Have you ever looked at someone you admired and fully believed that they had something you didn’t? Maybe a sense of grace under pressure, an understanding of how things should be, or a way of letting go and allowing life to take them on a ride?
I vividly remember the first time I really asked a man I admired how he got to where he was. We were sitting in his office, the window open to the late May sun that hinted at a Midwest summer on the horizon. I was antsy, as I often was as a college student, always thinking about and moving towards the next thing.
He sat in his big black swivel chair, turned back towards me, then once more to look at the pictures on his wall. Unbeknownst to me, he was in the middle of a divorce—a messy one—with love for both his wife and his work pulling him in two different directions.
He was a published author, someone I respected and saw—with his sarcasm, quick wit, and silly facial expressions—as a spitting image (in male form) of who I wanted to be.
I sat on the edge of my seat, glancing over the rows and rows of books on his shelf.
“Margaret Atwood,” he said, seeing my eyes rest on a blue book with a woman who resembled a mermaid floating across the cover. “Your poetry is reminiscent. You’d like her.”
With one swift movement, he pulled the book of the shelf and handed it to me. “Keep it. Now what did you want to ask me?”
He leaned comfortably back in my chair. At that moment I distinctly remember wondering what it would be like to be him—to have what looked like the entire world at your fingertips. He had books in print, a professor job at a university where he was given freedom to both write and teach, a family who loved him, and a spirit of positivity that seemed unmatched.
The funny thing was, when I got to asking him about how he had gotten to where he was, he smiled and simply said, “You’re already there.”
The power to become the woman and writer I wanted to be—it was already within me.

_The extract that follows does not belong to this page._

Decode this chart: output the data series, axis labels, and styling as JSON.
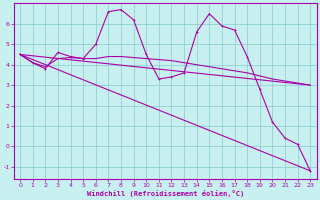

The ‘success’ I wanted? That was relative, dependent upon how I wanted to see the accomplishments and joys already around me. And the ability to be ‘strong’ at my craft? That all began in trusting my voice, even in the draft.
I remember leaving his office renewed. For the longest time I was measuring myself up to everyone around me, trying to find my way, find my melody in everyone else’s song. I was so focused on comparison, so focused on the ways I wasn’t, rather than all I already was.

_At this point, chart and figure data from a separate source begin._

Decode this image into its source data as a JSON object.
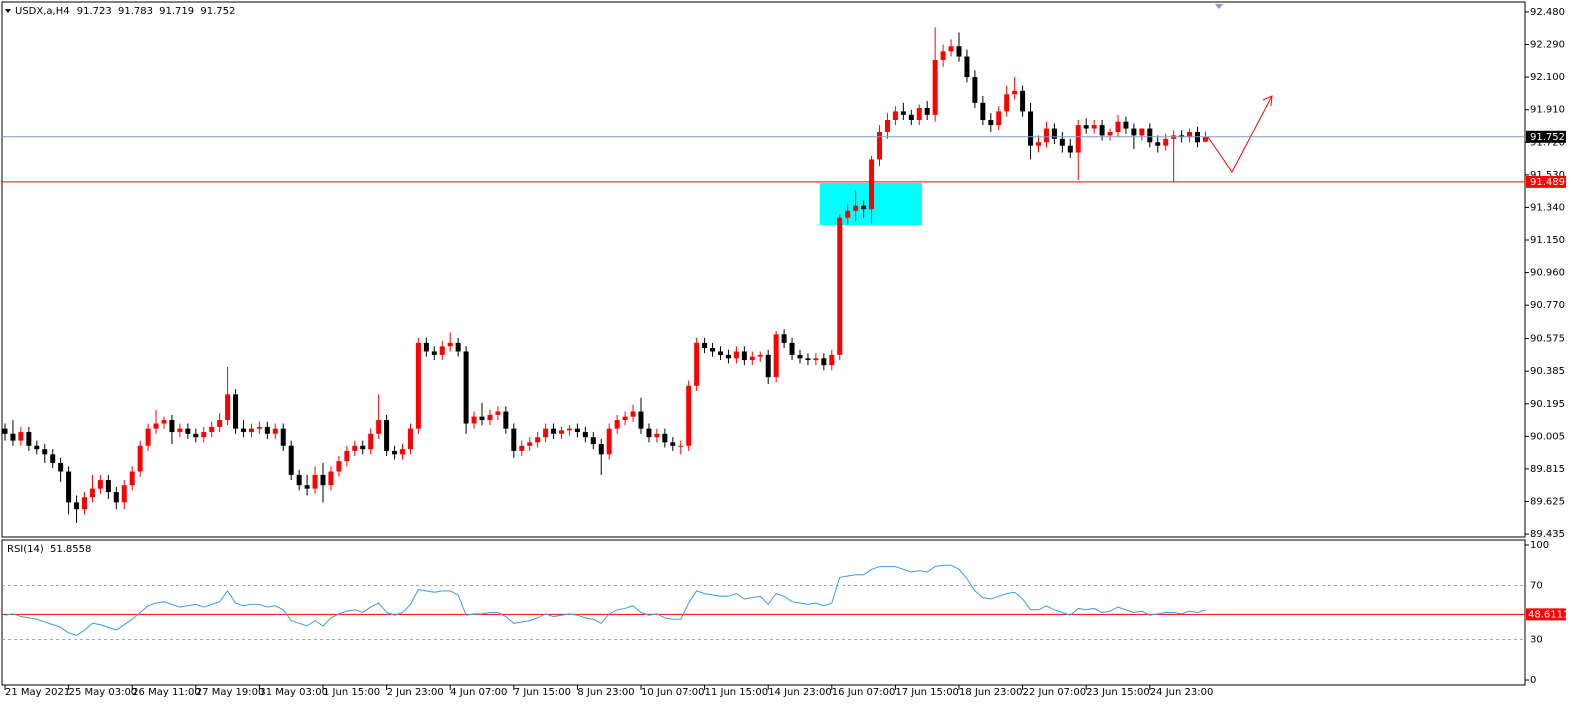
{
  "chart_data": [
    {
      "type": "candlestick",
      "title": "USDX,a,H4",
      "up_color": "#ff0000",
      "down_color": "#000000",
      "open": [
        90.05,
        90.02,
        89.98,
        90.03,
        89.95,
        89.93,
        89.9,
        89.85,
        89.8,
        89.62,
        89.58,
        89.65,
        89.7,
        89.75,
        89.68,
        89.62,
        89.72,
        89.8,
        89.95,
        90.05,
        90.08,
        90.1,
        90.03,
        90.05,
        90.02,
        90.0,
        90.03,
        90.06,
        90.1,
        90.25,
        90.05,
        90.03,
        90.05,
        90.06,
        90.02,
        90.05,
        89.95,
        89.78,
        89.72,
        89.7,
        89.78,
        89.72,
        89.8,
        89.86,
        89.92,
        89.95,
        89.93,
        90.02,
        90.1,
        89.92,
        89.9,
        89.93,
        90.05,
        90.55,
        90.5,
        90.48,
        90.53,
        90.55,
        90.5,
        90.08,
        90.12,
        90.1,
        90.13,
        90.15,
        90.05,
        89.92,
        89.95,
        89.97,
        90.0,
        90.05,
        90.02,
        90.04,
        90.05,
        90.03,
        90.0,
        89.96,
        89.9,
        90.05,
        90.1,
        90.12,
        90.15,
        90.05,
        90.0,
        90.02,
        89.97,
        89.95,
        89.95,
        90.3,
        90.55,
        90.52,
        90.5,
        90.48,
        90.46,
        90.5,
        90.45,
        90.47,
        90.48,
        90.35,
        90.6,
        90.55,
        90.48,
        90.46,
        90.45,
        90.46,
        90.42,
        90.48,
        91.28,
        91.32,
        91.35,
        91.33,
        91.62,
        91.78,
        91.85,
        91.9,
        91.88,
        91.85,
        91.92,
        91.88,
        92.2,
        92.25,
        92.28,
        92.22,
        92.1,
        91.95,
        91.85,
        91.82,
        91.9,
        92.0,
        92.02,
        91.9,
        91.7,
        91.72,
        91.8,
        91.74,
        91.7,
        91.66,
        91.82,
        91.8,
        91.82,
        91.76,
        91.78,
        91.84,
        91.8,
        91.76,
        91.8,
        91.72,
        91.7,
        91.74,
        91.76,
        91.75,
        91.78,
        91.723
      ],
      "high": [
        90.08,
        90.1,
        90.06,
        90.06,
        89.98,
        89.96,
        89.93,
        89.88,
        89.83,
        89.66,
        89.68,
        89.78,
        89.78,
        89.78,
        89.71,
        89.75,
        89.83,
        89.98,
        90.08,
        90.16,
        90.12,
        90.13,
        90.08,
        90.08,
        90.05,
        90.06,
        90.09,
        90.14,
        90.41,
        90.28,
        90.1,
        90.08,
        90.09,
        90.09,
        90.08,
        90.08,
        89.98,
        89.81,
        89.78,
        89.83,
        89.85,
        89.83,
        89.89,
        89.95,
        89.98,
        89.98,
        90.05,
        90.25,
        90.13,
        89.95,
        89.96,
        90.08,
        90.58,
        90.58,
        90.53,
        90.56,
        90.61,
        90.58,
        90.53,
        90.15,
        90.2,
        90.16,
        90.18,
        90.18,
        90.08,
        89.98,
        90.0,
        90.03,
        90.08,
        90.08,
        90.06,
        90.07,
        90.08,
        90.06,
        90.03,
        89.99,
        90.08,
        90.13,
        90.15,
        90.19,
        90.23,
        90.08,
        90.05,
        90.05,
        90.0,
        89.98,
        90.33,
        90.58,
        90.58,
        90.55,
        90.53,
        90.51,
        90.53,
        90.53,
        90.5,
        90.5,
        90.51,
        90.62,
        90.63,
        90.58,
        90.51,
        90.49,
        90.49,
        90.49,
        90.51,
        91.3,
        91.36,
        91.44,
        91.38,
        91.64,
        91.82,
        91.89,
        91.93,
        91.95,
        91.91,
        91.94,
        91.96,
        92.39,
        92.29,
        92.32,
        92.36,
        92.26,
        92.14,
        91.99,
        91.89,
        91.93,
        92.05,
        92.1,
        92.05,
        91.95,
        91.76,
        91.84,
        91.83,
        91.78,
        91.74,
        91.85,
        91.86,
        91.85,
        91.85,
        91.8,
        91.88,
        91.87,
        91.83,
        91.8,
        91.83,
        91.76,
        91.77,
        91.79,
        91.79,
        91.8,
        91.81,
        91.783
      ],
      "low": [
        89.98,
        89.95,
        89.95,
        89.92,
        89.9,
        89.85,
        89.82,
        89.74,
        89.55,
        89.5,
        89.55,
        89.62,
        89.67,
        89.64,
        89.58,
        89.58,
        89.69,
        89.77,
        89.92,
        90.02,
        90.05,
        89.96,
        90.0,
        89.99,
        89.97,
        89.97,
        90.0,
        90.03,
        90.07,
        90.02,
        90.0,
        90.0,
        90.02,
        89.99,
        89.99,
        89.92,
        89.75,
        89.69,
        89.66,
        89.67,
        89.62,
        89.69,
        89.77,
        89.83,
        89.89,
        89.9,
        89.9,
        89.99,
        89.89,
        89.87,
        89.87,
        89.9,
        90.02,
        90.47,
        90.45,
        90.45,
        90.5,
        90.47,
        90.02,
        90.05,
        90.07,
        90.07,
        90.1,
        90.02,
        89.88,
        89.89,
        89.92,
        89.94,
        89.97,
        89.99,
        89.99,
        90.01,
        90.0,
        89.97,
        89.93,
        89.78,
        89.87,
        90.02,
        90.07,
        90.09,
        90.02,
        89.97,
        89.97,
        89.94,
        89.92,
        89.9,
        89.92,
        90.27,
        90.49,
        90.47,
        90.45,
        90.43,
        90.43,
        90.42,
        90.42,
        90.44,
        90.31,
        90.32,
        90.52,
        90.45,
        90.43,
        90.42,
        90.42,
        90.39,
        90.39,
        90.45,
        91.24,
        91.26,
        91.28,
        91.25,
        91.58,
        91.74,
        91.82,
        91.85,
        91.82,
        91.82,
        91.85,
        91.84,
        92.16,
        92.22,
        92.19,
        92.07,
        91.92,
        91.82,
        91.78,
        91.79,
        91.87,
        91.97,
        91.87,
        91.62,
        91.66,
        91.69,
        91.71,
        91.66,
        91.63,
        91.5,
        91.77,
        91.77,
        91.73,
        91.73,
        91.75,
        91.77,
        91.68,
        91.73,
        91.69,
        91.66,
        91.67,
        91.49,
        91.72,
        91.72,
        91.69,
        91.719
      ],
      "close": [
        90.02,
        89.98,
        90.03,
        89.95,
        89.93,
        89.9,
        89.85,
        89.8,
        89.62,
        89.58,
        89.65,
        89.7,
        89.75,
        89.68,
        89.62,
        89.72,
        89.8,
        89.95,
        90.05,
        90.08,
        90.1,
        90.03,
        90.05,
        90.02,
        90.0,
        90.03,
        90.06,
        90.1,
        90.25,
        90.05,
        90.03,
        90.05,
        90.06,
        90.02,
        90.05,
        89.95,
        89.78,
        89.72,
        89.7,
        89.78,
        89.72,
        89.8,
        89.86,
        89.92,
        89.95,
        89.93,
        90.02,
        90.1,
        89.92,
        89.9,
        89.93,
        90.05,
        90.55,
        90.5,
        90.48,
        90.53,
        90.55,
        90.5,
        90.08,
        90.12,
        90.1,
        90.13,
        90.15,
        90.05,
        89.92,
        89.95,
        89.97,
        90.0,
        90.05,
        90.02,
        90.04,
        90.05,
        90.03,
        90.0,
        89.96,
        89.9,
        90.05,
        90.1,
        90.12,
        90.15,
        90.05,
        90.0,
        90.02,
        89.97,
        89.95,
        89.95,
        90.3,
        90.55,
        90.52,
        90.5,
        90.48,
        90.46,
        90.5,
        90.45,
        90.47,
        90.48,
        90.35,
        90.6,
        90.55,
        90.48,
        90.46,
        90.45,
        90.46,
        90.42,
        90.48,
        91.28,
        91.32,
        91.35,
        91.33,
        91.62,
        91.78,
        91.85,
        91.9,
        91.88,
        91.85,
        91.92,
        91.88,
        92.2,
        92.25,
        92.28,
        92.22,
        92.1,
        91.95,
        91.85,
        91.82,
        91.9,
        92.0,
        92.02,
        91.9,
        91.7,
        91.72,
        91.8,
        91.74,
        91.7,
        91.66,
        91.82,
        91.8,
        91.82,
        91.76,
        91.78,
        91.84,
        91.8,
        91.76,
        91.8,
        91.72,
        91.7,
        91.74,
        91.76,
        91.75,
        91.78,
        91.72,
        91.752
      ],
      "ylim": [
        89.418,
        92.538
      ],
      "yticks": [
        {
          "value": 92.48,
          "label": "92.480"
        },
        {
          "value": 92.29,
          "label": "92.290"
        },
        {
          "value": 92.1,
          "label": "92.100"
        },
        {
          "value": 91.91,
          "label": "91.910"
        },
        {
          "value": 91.72,
          "label": "91.720"
        },
        {
          "value": 91.53,
          "label": "91.530"
        },
        {
          "value": 91.34,
          "label": "91.340"
        },
        {
          "value": 91.15,
          "label": "91.150"
        },
        {
          "value": 90.96,
          "label": "90.960"
        },
        {
          "value": 90.77,
          "label": "90.770"
        },
        90.575,
        90.385,
        90.195,
        90.005,
        89.815,
        89.625,
        89.435
      ],
      "xticks": [
        {
          "value": 0,
          "label": "21 May 2021"
        },
        {
          "value": 8,
          "label": "25 May 03:00"
        },
        {
          "value": 16,
          "label": "26 May 11:00"
        },
        {
          "value": 24,
          "label": "27 May 19:00"
        },
        {
          "value": 32,
          "label": "31 May 03:00"
        },
        {
          "value": 40,
          "label": "1 Jun 15:00"
        },
        {
          "value": 48,
          "label": "2 Jun 23:00"
        },
        {
          "value": 56,
          "label": "4 Jun 07:00"
        },
        {
          "value": 64,
          "label": "7 Jun 15:00"
        },
        {
          "value": 72,
          "label": "8 Jun 23:00"
        },
        {
          "value": 80,
          "label": "10 Jun 07:00"
        },
        {
          "value": 88,
          "label": "11 Jun 15:00"
        },
        {
          "value": 96,
          "label": "14 Jun 23:00"
        },
        {
          "value": 104,
          "label": "16 Jun 07:00"
        },
        {
          "value": 112,
          "label": "17 Jun 15:00"
        },
        {
          "value": 120,
          "label": "18 Jun 23:00"
        },
        {
          "value": 128,
          "label": "22 Jun 07:00"
        },
        {
          "value": 136,
          "label": "23 Jun 15:00"
        },
        {
          "value": 144,
          "label": "24 Jun 23:00"
        }
      ],
      "price_line_color": "#7f9cc9",
      "level": {
        "value": 91.489,
        "color": "#ff0000"
      }
    },
    {
      "type": "line",
      "title": "RSI(14)",
      "color": "#3d9be9",
      "values": [
        48,
        49,
        47,
        46,
        45,
        43,
        41,
        39,
        35,
        33,
        37,
        42,
        41,
        39,
        37,
        41,
        45,
        50,
        55,
        57,
        58,
        56,
        54,
        55,
        56,
        54,
        56,
        58,
        66,
        57,
        55,
        56,
        56,
        54,
        55,
        52,
        44,
        42,
        40,
        44,
        40,
        46,
        49,
        51,
        52,
        50,
        54,
        57,
        50,
        48,
        50,
        56,
        67,
        66,
        65,
        66,
        66,
        63,
        48,
        49,
        49,
        50,
        50,
        47,
        42,
        43,
        44,
        46,
        49,
        47,
        48,
        49,
        48,
        46,
        45,
        42,
        49,
        52,
        53,
        55,
        50,
        48,
        49,
        46,
        45,
        45,
        57,
        66,
        64,
        63,
        62,
        62,
        64,
        60,
        61,
        62,
        56,
        64,
        62,
        58,
        57,
        56,
        57,
        55,
        57,
        76,
        77,
        78,
        78,
        82,
        84,
        84,
        84,
        82,
        80,
        81,
        80,
        84,
        85,
        85,
        82,
        75,
        66,
        61,
        60,
        62,
        64,
        65,
        60,
        52,
        52,
        55,
        52,
        50,
        48,
        53,
        52,
        53,
        50,
        51,
        54,
        52,
        50,
        51,
        48,
        49,
        50,
        50,
        49,
        51,
        50,
        51.8558
      ],
      "ylim": [
        0,
        100
      ],
      "yticks": [
        100,
        70,
        30,
        0
      ],
      "level": {
        "value": 48.6111,
        "color": "#ff0000"
      }
    }
  ]
}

I was so worried about my imperfect words, I forgot the power of letting my voice speak first, letting it find its natural rhythm with the world’s song.
Life is filled with so many moments where we question, simply because we’re not sure where we stand. Instead of recognizing that our patterns and paths are different, we stress over ways we’re fitting into the notes around us instead of building our own music.
We think we’re supposed to have this all figured out, that there will be this place where everything just makes perfect sense. But it won’t.
Life is a journey, an ever-changing song. We’re all trying to hear the sounds, carve our own notes, and create a harmony among the chords.
Our purpose here is not to stress over where we fit, but understand that the music we are and create is not meant to stay the same. As everything changes, so does our rhythm.
And we find and build ourselves over and over again.